3. Westminster Abbey
Westminster Abbey, officially known as the Collegiate Church of St. Peter at Westminster, is the third most popular historic site in England, receiving 1,449,593 visitors in 2009. This large, Gothic-style church serves as the traditional place of coronation and burial site for English and British monarchy. The site of Westminster Abbey has housed a church since around 1080 AD, although the current building was built in 1245 AD. Since 1100, 16 royal weddings have taken place here. Visitors to Westminster Abbey can visit the on-site museum to learn more about the history of this church, stroll through its gardens, and buy souvenirs in the Abbey Shop.
2. St Paul's Cathedral
St.
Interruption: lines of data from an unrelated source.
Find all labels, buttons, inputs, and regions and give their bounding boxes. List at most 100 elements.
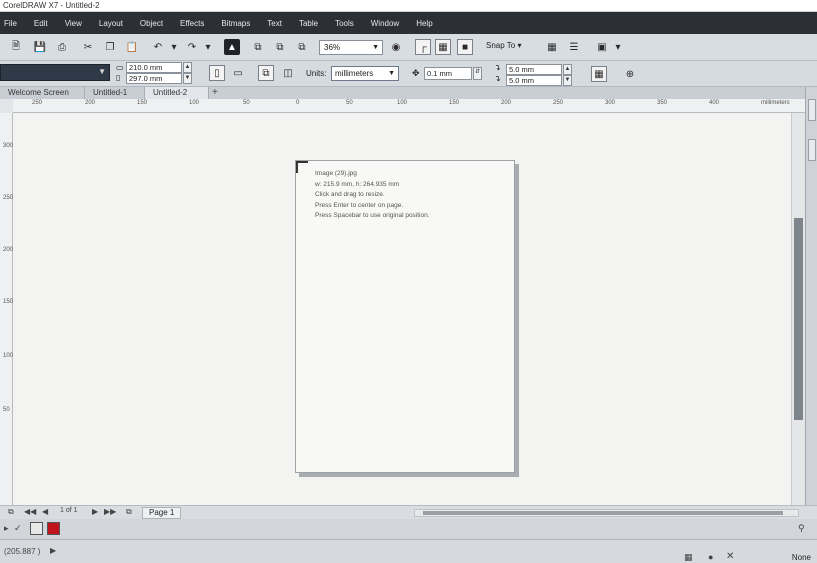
redo-icon[interactable]: ↷ — [184, 39, 200, 55]
menu-object[interactable]: Object — [140, 19, 163, 28]
next-page-icon[interactable]: ▶ — [92, 507, 98, 516]
fill-icon[interactable]: ● — [708, 552, 713, 562]
tab-untitled-1[interactable]: Untitled-1 — [85, 87, 145, 99]
export-icon[interactable]: ⧉ — [272, 39, 288, 55]
welcome-screen-icon[interactable]: ▣ — [594, 39, 610, 55]
eyedropper-icon[interactable]: ✓ — [14, 523, 22, 534]
menu-view[interactable]: View — [65, 19, 82, 28]
ruler-label: 400 — [709, 100, 720, 106]
menu-help[interactable]: Help — [416, 19, 432, 28]
cut-icon[interactable]: ✂ — [80, 39, 96, 55]
ruler-origin[interactable] — [0, 99, 13, 113]
page-width-spinner[interactable]: ▲ — [183, 62, 192, 73]
show-grid-icon[interactable]: ▦ — [435, 39, 451, 55]
redo-dropdown-icon[interactable]: ▾ — [200, 39, 216, 55]
units-value: millimeters — [335, 69, 374, 78]
docker-tab[interactable] — [808, 99, 816, 121]
undo-icon[interactable]: ↶ — [150, 39, 166, 55]
page-width-field[interactable]: 210.0 mm — [126, 62, 182, 73]
property-bar: ▼ ▭ 210.0 mm ▲ ▯ 297.0 mm ▼ ▯ ▭ ⧉ ◫ Unit… — [0, 61, 817, 87]
docker-tab[interactable] — [808, 139, 816, 161]
menu-edit[interactable]: Edit — [34, 19, 48, 28]
ruler-label: 150 — [137, 100, 148, 106]
all-pages-icon[interactable]: ⧉ — [258, 65, 274, 81]
last-page-icon[interactable]: ▶▶ — [104, 507, 116, 516]
menu-file[interactable]: File — [4, 19, 17, 28]
portrait-icon[interactable]: ▯ — [209, 65, 225, 81]
page-tab[interactable]: Page 1 — [142, 507, 182, 519]
copy-icon[interactable]: ❐ — [102, 39, 118, 55]
add-tab-icon[interactable]: + — [212, 87, 218, 98]
add-page-after-icon[interactable]: ⧉ — [126, 507, 132, 517]
snap-to-dropdown[interactable]: Snap To ▾ — [486, 41, 521, 50]
add-preset-icon[interactable]: ⊕ — [622, 66, 638, 82]
new-document-icon[interactable]: 🗎 — [8, 39, 24, 55]
color-mode-icon: ▦ — [684, 552, 693, 562]
vertical-ruler[interactable]: 300 250 200 150 100 50 — [0, 113, 13, 505]
duplicate-y-icon: ↴ — [494, 74, 501, 83]
page-height-spinner[interactable]: ▼ — [183, 73, 192, 84]
menu-tools[interactable]: Tools — [335, 19, 354, 28]
palette-arrow-icon[interactable]: ▸ — [4, 523, 9, 534]
current-page-icon[interactable]: ◫ — [280, 65, 296, 81]
print-icon[interactable]: ⎙ — [54, 39, 70, 55]
status-expand-icon[interactable]: ▶ — [50, 546, 56, 555]
full-screen-preview-icon[interactable]: ◉ — [388, 39, 404, 55]
no-color-swatch[interactable] — [30, 522, 43, 535]
ruler-units-label: millimeters — [761, 100, 790, 106]
landscape-icon[interactable]: ▭ — [230, 65, 246, 81]
menu-table[interactable]: Table — [299, 19, 318, 28]
menu-bar: File Edit View Layout Object Effects Bit… — [0, 12, 817, 34]
first-page-icon[interactable]: ◀◀ — [24, 507, 36, 516]
ruler-label: 250 — [553, 100, 564, 106]
chevron-down-icon: ▼ — [388, 70, 395, 77]
tooltip-hint-original: Press Spacebar to use original position. — [315, 212, 430, 219]
document-page[interactable]: Image (29).jpg w: 215.9 mm, h: 264.935 m… — [295, 160, 515, 473]
application-launcher-icon[interactable]: ☰ — [566, 39, 582, 55]
show-guidelines-icon[interactable]: ■ — [457, 39, 473, 55]
paper-size-select[interactable]: ▼ — [0, 64, 110, 81]
save-icon[interactable]: 💾 — [32, 39, 48, 55]
vertical-scroll-thumb[interactable] — [794, 218, 803, 420]
menu-bitmaps[interactable]: Bitmaps — [221, 19, 250, 28]
paste-icon[interactable]: 📋 — [124, 39, 140, 55]
horizontal-ruler[interactable]: 250 200 150 100 50 0 50 100 150 200 250 … — [13, 99, 805, 113]
zoom-icon[interactable]: ⚲ — [798, 523, 805, 534]
page-height-field[interactable]: 297.0 mm — [126, 73, 182, 84]
undo-dropdown-icon[interactable]: ▾ — [166, 39, 182, 55]
red-color-swatch[interactable] — [47, 522, 60, 535]
menu-text[interactable]: Text — [267, 19, 282, 28]
publish-pdf-icon[interactable]: ⧉ — [294, 39, 310, 55]
ruler-label: 350 — [657, 100, 668, 106]
duplicate-y-spinner[interactable]: ▼ — [563, 75, 572, 86]
tab-untitled-2[interactable]: Untitled-2 — [145, 87, 209, 99]
tab-welcome-screen[interactable]: Welcome Screen — [0, 87, 85, 99]
import-placement-tooltip: Image (29).jpg w: 215.9 mm, h: 264.935 m… — [315, 169, 430, 222]
show-rulers-icon[interactable]: ┌ — [415, 39, 431, 55]
menu-layout[interactable]: Layout — [99, 19, 123, 28]
menu-window[interactable]: Window — [371, 19, 399, 28]
duplicate-x-field[interactable]: 5.0 mm — [506, 64, 562, 75]
menu-effects[interactable]: Effects — [180, 19, 204, 28]
add-page-icon[interactable]: ⧉ — [8, 507, 14, 517]
previous-page-icon[interactable]: ◀ — [42, 507, 48, 516]
zoom-level-select[interactable]: 36% ▼ — [319, 40, 383, 55]
chevron-down-icon: ▼ — [372, 44, 379, 51]
duplicate-x-spinner[interactable]: ▲ — [563, 64, 572, 75]
options-icon[interactable]: ▦ — [544, 39, 560, 55]
units-select[interactable]: millimeters ▼ — [331, 66, 399, 81]
nudge-distance-field[interactable]: 0.1 mm — [424, 67, 472, 80]
drawing-canvas[interactable]: Image (29).jpg w: 215.9 mm, h: 264.935 m… — [13, 113, 791, 505]
search-content-icon[interactable]: ▲ — [224, 39, 240, 55]
nudge-spinner[interactable]: ⇵ — [473, 67, 482, 80]
import-icon[interactable]: ⧉ — [250, 39, 266, 55]
horizontal-scroll-thumb[interactable] — [423, 511, 783, 515]
treat-as-filled-icon[interactable]: ▦ — [591, 66, 607, 82]
vertical-scrollbar[interactable] — [791, 113, 805, 505]
chevron-down-icon: ▼ — [98, 67, 106, 76]
launcher-dropdown-icon[interactable]: ▾ — [610, 39, 626, 55]
ruler-label: 200 — [85, 100, 96, 106]
duplicate-y-field[interactable]: 5.0 mm — [506, 75, 562, 86]
horizontal-scrollbar[interactable] — [414, 509, 799, 517]
no-fill-icon[interactable]: ✕ — [726, 551, 734, 562]
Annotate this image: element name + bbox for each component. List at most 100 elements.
Paul’s Cathedral, located on Ludgate Hill in London, is the second most visited historic site of England. The area surrounding the cathedral has been an important Christian location and church site since at least the 7th century AD. The present-day church is known for its English Baroque architectural style and easily recognized by its large white dome which rises up from the top of the hill, the highest elevation in the city. This cathedral has held funeral services for several important political figures, including: Winston Churchill, Margaret Thatcher, the Duke of Wellington, and Lord Nelson. In 2009, 1,821,321 people visited St. Paul’s Cathedral to take in its sights and history.
1. Tower of London
The Tower of London is by far the most popular historic site in England, having received 2,389,548 visitors in 2009. This castle was founded in 1066 during the Norman Conquest. The White Tower (its most famous feature) was built 12 years later in 1078 by William the Conqueror. The Tower of London was first seen as a symbol of oppression by the local population, who opposed the invaders. Over the years, it has served several functions, including: a royal residence, treasury, armoury, storage area for the Crown Jewels of England, and even a prison from 1100 to 1952. It became popular as a tourist site beginning in the early 1800s and that popularity has continued to grow.